|VAUGHN, JUSTIN - University Of Georgia
|BOERMA, ROGER - University Of Georgia
|LI, ZENGLU - University Of Georgia
Submitted to: Genes, Genomes, and Genomics
Publication Type: Peer Reviewed Journal
Publication Acceptance Date: 9/22/2014
Publication Date: 11/1/2014
Publication URL: http://handle.nal.usda.gov/10113/61838
Citation: Vaughn, J.N., Nelson, R.L., Song, Q., Cregan, P.B., Boerma, R., Li, Z. 2014. The genetic architecture of seed composition in soybean is refined by genome-wide association scans across multiple populations. Genes, Genomes, and Genomics. 4:2283-2294. doi: 10.1534/g3.114.013433.
Interpretive Summary: Soybean oil and meal are major contributors to world-wide food production. The genetic basis for soybean seed composition has been intensely studied but our knowledge is still very incomplete. The objective of this research was to combine existing data on soybean seed oil, protein, and amino acid concentrations and extensive DNA marker data for accessions in the USDA Soybean Germplam Collection with new statistical approaches to refine the location of existing quantitative trait loci (QTL) and identify new QTL that control these ecnomically important traits. We were able to locate a major QTL for protein concentration on chromosome 20 with a precision never before obtained. Although there is a negative correlation between oil and protein concentration, we were able to identify QTL that were only associated with oil concentration. We also identified DNA markers associated with methionine, cysteine, threonine and lysine concentrations, which have not been previously found. Chromosomes 1 and 8 contain strong candidate alleles for essential amino acid increases. Our results will assist soybean breeders in using DNA markers to selection for important changes in soybean seed composition.

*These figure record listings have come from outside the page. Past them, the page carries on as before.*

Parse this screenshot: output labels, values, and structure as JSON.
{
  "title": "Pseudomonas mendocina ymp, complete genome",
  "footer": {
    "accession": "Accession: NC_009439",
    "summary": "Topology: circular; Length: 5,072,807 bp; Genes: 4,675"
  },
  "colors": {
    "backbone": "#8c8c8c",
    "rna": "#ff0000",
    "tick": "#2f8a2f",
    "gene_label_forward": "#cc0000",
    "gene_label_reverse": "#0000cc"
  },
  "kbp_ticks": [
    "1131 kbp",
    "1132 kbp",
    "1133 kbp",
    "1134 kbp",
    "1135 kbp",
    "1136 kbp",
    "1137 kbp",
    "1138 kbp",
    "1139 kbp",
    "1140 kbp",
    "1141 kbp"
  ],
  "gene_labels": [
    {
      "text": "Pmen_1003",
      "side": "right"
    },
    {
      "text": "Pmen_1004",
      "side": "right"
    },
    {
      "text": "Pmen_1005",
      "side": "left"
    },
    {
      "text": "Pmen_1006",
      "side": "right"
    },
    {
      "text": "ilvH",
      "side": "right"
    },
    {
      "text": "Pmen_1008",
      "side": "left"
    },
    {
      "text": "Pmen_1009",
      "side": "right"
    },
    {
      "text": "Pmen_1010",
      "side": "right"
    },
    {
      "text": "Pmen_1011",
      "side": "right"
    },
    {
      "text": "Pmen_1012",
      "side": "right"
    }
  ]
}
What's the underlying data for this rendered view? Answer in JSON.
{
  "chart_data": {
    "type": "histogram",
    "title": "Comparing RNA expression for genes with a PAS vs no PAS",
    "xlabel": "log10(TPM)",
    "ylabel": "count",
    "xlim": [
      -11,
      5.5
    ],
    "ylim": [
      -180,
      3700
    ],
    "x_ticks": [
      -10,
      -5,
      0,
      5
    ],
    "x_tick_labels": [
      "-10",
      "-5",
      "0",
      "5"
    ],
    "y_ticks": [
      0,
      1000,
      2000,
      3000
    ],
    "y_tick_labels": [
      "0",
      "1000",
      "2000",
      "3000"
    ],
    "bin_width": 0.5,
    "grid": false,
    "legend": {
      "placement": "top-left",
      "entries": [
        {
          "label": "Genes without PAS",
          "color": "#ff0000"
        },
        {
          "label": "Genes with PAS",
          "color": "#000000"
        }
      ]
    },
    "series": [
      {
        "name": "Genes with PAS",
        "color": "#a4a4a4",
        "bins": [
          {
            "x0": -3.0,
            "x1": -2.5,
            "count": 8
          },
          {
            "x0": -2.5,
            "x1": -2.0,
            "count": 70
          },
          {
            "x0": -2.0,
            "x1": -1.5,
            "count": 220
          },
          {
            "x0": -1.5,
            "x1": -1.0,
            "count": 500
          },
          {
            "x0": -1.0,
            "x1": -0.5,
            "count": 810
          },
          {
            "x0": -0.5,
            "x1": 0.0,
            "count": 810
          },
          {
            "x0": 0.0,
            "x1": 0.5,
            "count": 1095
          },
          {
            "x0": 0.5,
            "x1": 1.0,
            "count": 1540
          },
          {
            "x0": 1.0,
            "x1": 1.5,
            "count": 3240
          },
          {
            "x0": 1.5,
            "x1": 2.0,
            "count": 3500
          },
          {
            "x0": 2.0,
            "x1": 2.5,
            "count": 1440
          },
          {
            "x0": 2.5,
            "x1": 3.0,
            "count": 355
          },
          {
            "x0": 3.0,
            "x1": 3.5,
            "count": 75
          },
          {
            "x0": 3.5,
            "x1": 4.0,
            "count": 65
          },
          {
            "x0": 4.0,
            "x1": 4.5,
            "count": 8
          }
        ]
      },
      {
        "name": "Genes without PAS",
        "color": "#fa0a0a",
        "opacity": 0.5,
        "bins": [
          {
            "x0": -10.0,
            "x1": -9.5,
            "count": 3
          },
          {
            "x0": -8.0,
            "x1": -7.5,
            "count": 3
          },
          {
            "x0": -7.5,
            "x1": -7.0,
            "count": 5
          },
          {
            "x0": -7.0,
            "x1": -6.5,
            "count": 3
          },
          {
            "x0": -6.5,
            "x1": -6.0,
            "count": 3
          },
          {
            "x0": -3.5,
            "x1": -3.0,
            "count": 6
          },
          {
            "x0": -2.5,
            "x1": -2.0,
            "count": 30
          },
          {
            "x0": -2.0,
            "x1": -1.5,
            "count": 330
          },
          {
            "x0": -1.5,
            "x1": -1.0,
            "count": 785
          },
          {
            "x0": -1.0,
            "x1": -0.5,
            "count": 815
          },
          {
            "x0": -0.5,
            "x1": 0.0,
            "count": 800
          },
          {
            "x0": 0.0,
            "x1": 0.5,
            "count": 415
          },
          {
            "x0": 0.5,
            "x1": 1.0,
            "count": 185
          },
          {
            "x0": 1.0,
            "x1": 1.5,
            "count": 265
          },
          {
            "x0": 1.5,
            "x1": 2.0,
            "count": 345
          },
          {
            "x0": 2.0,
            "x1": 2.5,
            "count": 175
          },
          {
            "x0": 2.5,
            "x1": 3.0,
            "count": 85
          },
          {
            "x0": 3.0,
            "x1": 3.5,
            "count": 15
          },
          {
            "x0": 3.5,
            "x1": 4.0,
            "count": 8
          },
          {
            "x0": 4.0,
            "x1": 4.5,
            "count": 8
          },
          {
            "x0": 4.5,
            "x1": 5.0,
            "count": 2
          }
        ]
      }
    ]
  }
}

Technical Abstract: Soybean oil and meal are major contributors to world-wide food production. Consequently, the genetic basis for soybean seed composition has been intensely studied using family-based mapping. Population-based mapping approaches, in the form of genome-wide association (GWA) scans, have been able to resolve loci controlling moderately complex quantitative traits (QTLs) in numerous crop species. Yet, it is still unclear how soybean’s unique population history will affect GWA. Using >30,000 single-nucleotide polymorphisms, we simulated a range of genetic architectures across multiple populations. We found that, with a heritability of 0.5, we were able to recover ~100% and ~33% of the 4 and 20 simulated QTLs, respectively, with a nominal false-positive rate. Additionally, we demonstrated that combining information from multi-locus mixed models and compressed linear-mixed models improves QTL identification and interpretation. We applied these insights to exploring seed composition in soybean, refining the Linkage Group I (chromosome 20) protein QTL and identifying additional oil QTL that may allow some decoupling of highly correlated oil and protein phenotypes. Because the value of protein meal is closely related to its essential amino acid profile, we attempted to identify QTL underlying methionine, threonine, cysteine, and lysine content. Multiple QTL were found that have not been observed in family-based mapping studies, and each trait exhibited associations across multiple populations. Chromosomes 1 and 8 contain strong candidate alleles for essential amino acid increases. Overall, we present these and additional data that will be useful in determining breeding strategies for the continued improvement of soybean's nutrient portfolio.